Leer esos textos —sentir su voluntad de escribir cada día— nos comunica la grandeza de alma y la sensibilidad de este hombre que, como lo dice su nieta Antonia, “ha recorrido a pata todo el país ayudando a poblaciones enteras, a campesinos, a niños, desmintiendo a los mentirosos y cooperando cada día con la mejoría del país (…) la gente lo quiere, lo ama, lo admira”. Hay en las últimas páginas del profesor Molano grandes enseñanzas y pensamientos que lo equiparan a un pensador como Michel de Montaigne, preparándose a perder la existencia. En su ensayo De la experiencia, el filósofo francés del siglo XVI decía: “Ahora que advierto la mía de duración tan breve, quiero amplificarla en peso, quiero detener la rapidez de su huida (…) A medida que la posesión del vivir es más corta, me resulta necesario convertirla en más profunda y más plena”.

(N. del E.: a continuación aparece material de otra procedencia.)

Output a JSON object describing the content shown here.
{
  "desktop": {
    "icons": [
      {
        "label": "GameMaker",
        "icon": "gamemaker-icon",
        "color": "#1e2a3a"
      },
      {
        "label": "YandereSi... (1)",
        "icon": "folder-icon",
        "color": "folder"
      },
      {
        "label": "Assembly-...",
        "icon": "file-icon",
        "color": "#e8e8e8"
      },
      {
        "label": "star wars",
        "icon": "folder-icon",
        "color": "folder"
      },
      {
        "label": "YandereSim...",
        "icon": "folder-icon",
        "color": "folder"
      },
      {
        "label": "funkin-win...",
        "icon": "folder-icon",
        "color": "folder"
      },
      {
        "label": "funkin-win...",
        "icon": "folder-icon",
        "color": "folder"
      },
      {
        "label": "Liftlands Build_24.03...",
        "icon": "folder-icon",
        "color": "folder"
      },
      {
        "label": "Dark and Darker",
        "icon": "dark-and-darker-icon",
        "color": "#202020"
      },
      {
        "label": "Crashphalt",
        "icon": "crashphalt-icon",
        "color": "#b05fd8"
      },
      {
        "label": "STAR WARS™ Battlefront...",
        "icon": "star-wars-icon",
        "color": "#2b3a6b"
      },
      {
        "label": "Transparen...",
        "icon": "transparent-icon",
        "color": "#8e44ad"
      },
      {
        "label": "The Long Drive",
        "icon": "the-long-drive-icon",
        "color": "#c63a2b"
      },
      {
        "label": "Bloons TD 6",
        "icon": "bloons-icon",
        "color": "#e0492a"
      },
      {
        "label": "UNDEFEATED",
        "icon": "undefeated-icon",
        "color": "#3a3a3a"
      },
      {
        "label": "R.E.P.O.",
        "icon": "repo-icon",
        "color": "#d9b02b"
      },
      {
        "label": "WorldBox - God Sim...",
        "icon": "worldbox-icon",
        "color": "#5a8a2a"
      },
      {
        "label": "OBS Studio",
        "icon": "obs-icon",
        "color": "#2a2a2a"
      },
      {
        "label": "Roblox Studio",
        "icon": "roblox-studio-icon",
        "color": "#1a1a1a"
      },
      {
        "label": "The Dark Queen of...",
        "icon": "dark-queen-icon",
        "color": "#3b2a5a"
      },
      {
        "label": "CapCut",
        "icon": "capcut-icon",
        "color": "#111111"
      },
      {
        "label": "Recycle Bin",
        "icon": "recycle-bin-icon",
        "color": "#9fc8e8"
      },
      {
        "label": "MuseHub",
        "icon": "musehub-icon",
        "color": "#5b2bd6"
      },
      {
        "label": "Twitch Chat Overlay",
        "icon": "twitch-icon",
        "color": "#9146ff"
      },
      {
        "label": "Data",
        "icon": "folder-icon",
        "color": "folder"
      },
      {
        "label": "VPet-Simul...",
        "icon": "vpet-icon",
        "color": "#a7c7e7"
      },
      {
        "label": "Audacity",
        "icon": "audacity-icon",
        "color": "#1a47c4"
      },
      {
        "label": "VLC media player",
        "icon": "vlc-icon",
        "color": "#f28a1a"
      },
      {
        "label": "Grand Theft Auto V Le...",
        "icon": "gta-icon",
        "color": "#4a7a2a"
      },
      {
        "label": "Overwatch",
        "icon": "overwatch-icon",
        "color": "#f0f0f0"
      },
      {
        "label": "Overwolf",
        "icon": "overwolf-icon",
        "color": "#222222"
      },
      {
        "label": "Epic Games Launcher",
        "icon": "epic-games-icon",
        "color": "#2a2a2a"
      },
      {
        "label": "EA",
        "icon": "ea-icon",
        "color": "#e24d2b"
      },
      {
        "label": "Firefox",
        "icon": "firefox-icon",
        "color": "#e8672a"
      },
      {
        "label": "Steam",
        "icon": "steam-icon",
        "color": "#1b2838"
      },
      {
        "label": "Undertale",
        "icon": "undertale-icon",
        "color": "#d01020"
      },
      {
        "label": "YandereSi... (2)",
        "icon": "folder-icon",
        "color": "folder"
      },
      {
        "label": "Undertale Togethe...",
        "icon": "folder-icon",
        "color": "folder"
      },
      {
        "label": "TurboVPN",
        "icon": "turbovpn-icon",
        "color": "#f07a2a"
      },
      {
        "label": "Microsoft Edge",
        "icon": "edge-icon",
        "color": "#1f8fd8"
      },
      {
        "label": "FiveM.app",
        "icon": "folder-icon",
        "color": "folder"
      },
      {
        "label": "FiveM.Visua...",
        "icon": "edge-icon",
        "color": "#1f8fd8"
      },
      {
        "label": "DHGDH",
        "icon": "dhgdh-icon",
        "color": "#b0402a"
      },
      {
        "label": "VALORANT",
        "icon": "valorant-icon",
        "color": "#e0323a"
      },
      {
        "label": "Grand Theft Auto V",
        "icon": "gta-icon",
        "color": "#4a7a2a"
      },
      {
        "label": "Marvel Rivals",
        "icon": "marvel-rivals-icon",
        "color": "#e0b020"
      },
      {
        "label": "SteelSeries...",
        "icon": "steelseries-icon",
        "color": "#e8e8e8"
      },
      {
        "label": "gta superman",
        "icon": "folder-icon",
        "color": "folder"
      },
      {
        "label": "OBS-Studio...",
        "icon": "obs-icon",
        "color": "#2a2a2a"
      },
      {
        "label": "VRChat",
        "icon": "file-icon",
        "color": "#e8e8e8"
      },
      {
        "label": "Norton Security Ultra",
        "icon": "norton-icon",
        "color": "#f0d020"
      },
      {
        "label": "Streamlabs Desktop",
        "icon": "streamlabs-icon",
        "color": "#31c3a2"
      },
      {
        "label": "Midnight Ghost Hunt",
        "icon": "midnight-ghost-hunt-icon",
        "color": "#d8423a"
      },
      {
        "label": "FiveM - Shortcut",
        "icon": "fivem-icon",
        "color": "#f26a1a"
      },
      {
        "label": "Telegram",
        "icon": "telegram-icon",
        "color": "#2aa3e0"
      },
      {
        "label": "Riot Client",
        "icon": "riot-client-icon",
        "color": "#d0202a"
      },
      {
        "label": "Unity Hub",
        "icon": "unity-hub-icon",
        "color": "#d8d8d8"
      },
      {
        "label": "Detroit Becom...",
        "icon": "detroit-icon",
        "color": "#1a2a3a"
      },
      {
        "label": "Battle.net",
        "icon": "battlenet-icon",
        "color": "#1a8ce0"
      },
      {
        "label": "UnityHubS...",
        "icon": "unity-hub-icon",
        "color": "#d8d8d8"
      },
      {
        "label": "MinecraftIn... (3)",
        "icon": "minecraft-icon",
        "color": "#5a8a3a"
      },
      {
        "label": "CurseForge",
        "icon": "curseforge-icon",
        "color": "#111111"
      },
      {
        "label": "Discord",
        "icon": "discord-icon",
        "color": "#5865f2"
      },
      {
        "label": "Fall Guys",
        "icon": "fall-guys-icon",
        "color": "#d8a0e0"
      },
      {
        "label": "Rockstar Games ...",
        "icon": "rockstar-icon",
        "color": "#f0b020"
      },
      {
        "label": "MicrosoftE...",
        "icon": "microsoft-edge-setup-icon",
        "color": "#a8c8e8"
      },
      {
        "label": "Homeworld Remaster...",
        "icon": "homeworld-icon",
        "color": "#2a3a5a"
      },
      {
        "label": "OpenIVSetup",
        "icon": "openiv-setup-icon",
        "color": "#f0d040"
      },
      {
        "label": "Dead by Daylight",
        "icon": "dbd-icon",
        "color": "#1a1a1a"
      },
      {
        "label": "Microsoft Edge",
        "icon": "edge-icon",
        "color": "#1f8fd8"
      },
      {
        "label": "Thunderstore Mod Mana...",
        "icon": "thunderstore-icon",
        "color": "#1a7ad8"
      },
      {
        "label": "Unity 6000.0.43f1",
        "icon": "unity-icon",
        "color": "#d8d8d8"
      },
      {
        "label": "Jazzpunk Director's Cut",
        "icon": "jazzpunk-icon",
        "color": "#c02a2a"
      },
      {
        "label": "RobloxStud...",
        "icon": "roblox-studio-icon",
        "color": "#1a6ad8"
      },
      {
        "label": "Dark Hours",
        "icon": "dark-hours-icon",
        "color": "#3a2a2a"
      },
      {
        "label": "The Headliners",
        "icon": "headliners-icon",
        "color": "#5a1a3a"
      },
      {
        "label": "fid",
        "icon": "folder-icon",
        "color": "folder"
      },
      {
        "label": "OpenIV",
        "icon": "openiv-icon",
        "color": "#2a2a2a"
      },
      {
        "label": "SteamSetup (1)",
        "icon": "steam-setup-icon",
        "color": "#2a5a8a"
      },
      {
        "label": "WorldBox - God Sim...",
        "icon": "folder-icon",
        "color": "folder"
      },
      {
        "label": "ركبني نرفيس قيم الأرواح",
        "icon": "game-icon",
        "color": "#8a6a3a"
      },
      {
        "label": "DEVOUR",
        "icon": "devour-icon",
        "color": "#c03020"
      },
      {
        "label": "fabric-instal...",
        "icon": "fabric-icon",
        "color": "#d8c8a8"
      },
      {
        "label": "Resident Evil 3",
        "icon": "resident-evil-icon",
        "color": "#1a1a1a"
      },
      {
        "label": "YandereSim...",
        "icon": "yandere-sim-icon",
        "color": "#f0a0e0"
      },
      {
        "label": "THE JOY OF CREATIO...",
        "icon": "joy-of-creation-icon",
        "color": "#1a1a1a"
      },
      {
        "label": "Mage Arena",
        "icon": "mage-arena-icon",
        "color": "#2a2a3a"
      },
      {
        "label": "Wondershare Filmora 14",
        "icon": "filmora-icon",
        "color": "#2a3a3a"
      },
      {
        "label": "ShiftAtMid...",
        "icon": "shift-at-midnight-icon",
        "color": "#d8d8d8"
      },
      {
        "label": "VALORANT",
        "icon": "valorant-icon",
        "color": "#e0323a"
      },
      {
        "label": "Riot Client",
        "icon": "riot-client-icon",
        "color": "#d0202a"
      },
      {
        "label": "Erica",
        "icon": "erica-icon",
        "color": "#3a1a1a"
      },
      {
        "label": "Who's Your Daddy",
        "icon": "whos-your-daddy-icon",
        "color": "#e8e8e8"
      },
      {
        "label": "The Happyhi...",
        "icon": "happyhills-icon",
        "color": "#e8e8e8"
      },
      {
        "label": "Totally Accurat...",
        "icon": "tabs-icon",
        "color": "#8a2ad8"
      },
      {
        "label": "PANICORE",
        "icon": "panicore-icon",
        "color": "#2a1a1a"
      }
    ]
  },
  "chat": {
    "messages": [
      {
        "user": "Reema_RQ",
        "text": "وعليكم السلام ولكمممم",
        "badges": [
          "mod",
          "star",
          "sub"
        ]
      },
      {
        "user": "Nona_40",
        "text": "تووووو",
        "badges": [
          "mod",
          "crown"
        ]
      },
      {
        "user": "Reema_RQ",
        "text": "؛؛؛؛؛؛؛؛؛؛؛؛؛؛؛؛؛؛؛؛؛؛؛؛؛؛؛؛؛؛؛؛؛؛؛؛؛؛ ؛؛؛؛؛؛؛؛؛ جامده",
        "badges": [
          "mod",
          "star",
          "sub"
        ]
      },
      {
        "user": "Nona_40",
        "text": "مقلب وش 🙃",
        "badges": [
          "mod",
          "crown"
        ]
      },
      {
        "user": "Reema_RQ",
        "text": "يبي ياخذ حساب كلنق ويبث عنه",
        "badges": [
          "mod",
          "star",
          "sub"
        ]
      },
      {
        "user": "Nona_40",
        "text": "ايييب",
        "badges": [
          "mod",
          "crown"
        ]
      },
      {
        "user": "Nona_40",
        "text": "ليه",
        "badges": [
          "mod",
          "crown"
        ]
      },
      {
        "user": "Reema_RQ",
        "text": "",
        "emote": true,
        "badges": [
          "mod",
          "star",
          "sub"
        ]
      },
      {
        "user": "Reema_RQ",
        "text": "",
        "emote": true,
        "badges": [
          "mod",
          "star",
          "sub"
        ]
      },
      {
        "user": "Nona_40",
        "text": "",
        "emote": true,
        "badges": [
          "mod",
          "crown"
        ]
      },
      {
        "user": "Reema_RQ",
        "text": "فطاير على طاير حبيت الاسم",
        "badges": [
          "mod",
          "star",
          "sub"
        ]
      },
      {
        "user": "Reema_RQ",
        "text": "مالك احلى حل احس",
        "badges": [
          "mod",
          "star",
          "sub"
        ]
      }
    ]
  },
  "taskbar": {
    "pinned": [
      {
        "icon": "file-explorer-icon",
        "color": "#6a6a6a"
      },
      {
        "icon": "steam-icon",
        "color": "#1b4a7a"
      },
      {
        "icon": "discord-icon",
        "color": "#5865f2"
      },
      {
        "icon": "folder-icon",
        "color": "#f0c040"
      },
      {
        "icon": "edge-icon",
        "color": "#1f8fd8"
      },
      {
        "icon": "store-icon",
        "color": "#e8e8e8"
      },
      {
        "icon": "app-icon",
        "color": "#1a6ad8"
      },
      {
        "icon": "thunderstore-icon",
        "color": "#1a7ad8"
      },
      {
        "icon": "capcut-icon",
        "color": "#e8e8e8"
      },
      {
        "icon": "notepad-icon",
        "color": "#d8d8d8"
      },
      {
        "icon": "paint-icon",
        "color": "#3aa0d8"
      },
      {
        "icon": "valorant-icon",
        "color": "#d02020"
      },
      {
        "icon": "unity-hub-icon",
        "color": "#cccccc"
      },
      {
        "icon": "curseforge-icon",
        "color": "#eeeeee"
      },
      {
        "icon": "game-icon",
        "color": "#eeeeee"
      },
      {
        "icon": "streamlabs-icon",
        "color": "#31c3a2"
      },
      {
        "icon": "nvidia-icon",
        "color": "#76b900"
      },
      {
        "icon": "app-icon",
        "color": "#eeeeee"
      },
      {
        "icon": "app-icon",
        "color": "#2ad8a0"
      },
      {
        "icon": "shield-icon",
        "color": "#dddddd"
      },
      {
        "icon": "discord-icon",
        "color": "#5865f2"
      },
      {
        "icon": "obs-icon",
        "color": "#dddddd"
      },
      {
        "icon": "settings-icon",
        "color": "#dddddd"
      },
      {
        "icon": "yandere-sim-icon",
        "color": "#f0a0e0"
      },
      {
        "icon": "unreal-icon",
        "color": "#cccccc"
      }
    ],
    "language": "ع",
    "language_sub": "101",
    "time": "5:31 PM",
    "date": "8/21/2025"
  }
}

Cartas a Antonia termina con las palabras que pronunció al recibir el doctorado honoris causa que le otorgó la Universidad Nacional y con su texto Escribir, vivir, que redactó para agradecer el Premio Simón Bolívar a vida y obra de un periodista, el 4 de noviembre de 2016. Citaré algunas frases que señalan el camino a seguir para todos aquellos que amamos la vida y la escritura: “Escuchar es limpiar lo que me distancia del vecino o del afuerano, que es lo mismo que me distancia de mí. El camino, pues, da la vuelta”.
“La verdadera relación con otro ser humano es jubilosa porque ha logrado romper la trinchera del miedo (…) ¿Cómo seguir aislado cuando uno conoce al vecino y sabe, además, que vive tan solo como uno? Más aún: ¿cómo no comunicarle que uno existe? ¿Cómo no mandarle un papelito diciéndole: aquí estoy? Eso es escribir. Se tiene miedo de escribir porque se tiene miedo de escuchar, porque se tiene miedo de vivir”.
“La creación esconde la utopía, la aspiración a un mundo nuevo y distinto que puede ser tanto más real cuanto más simple (…) La creación es el movimiento de la vida. Por eso todo esfuerzo encaminado a conocer debe aspirar a crear, no a descubrir. Crear es, al fin y al cabo, un acto ético”.
* Escritor. Su más reciente novela es Pechiche naturae (Collage Editores).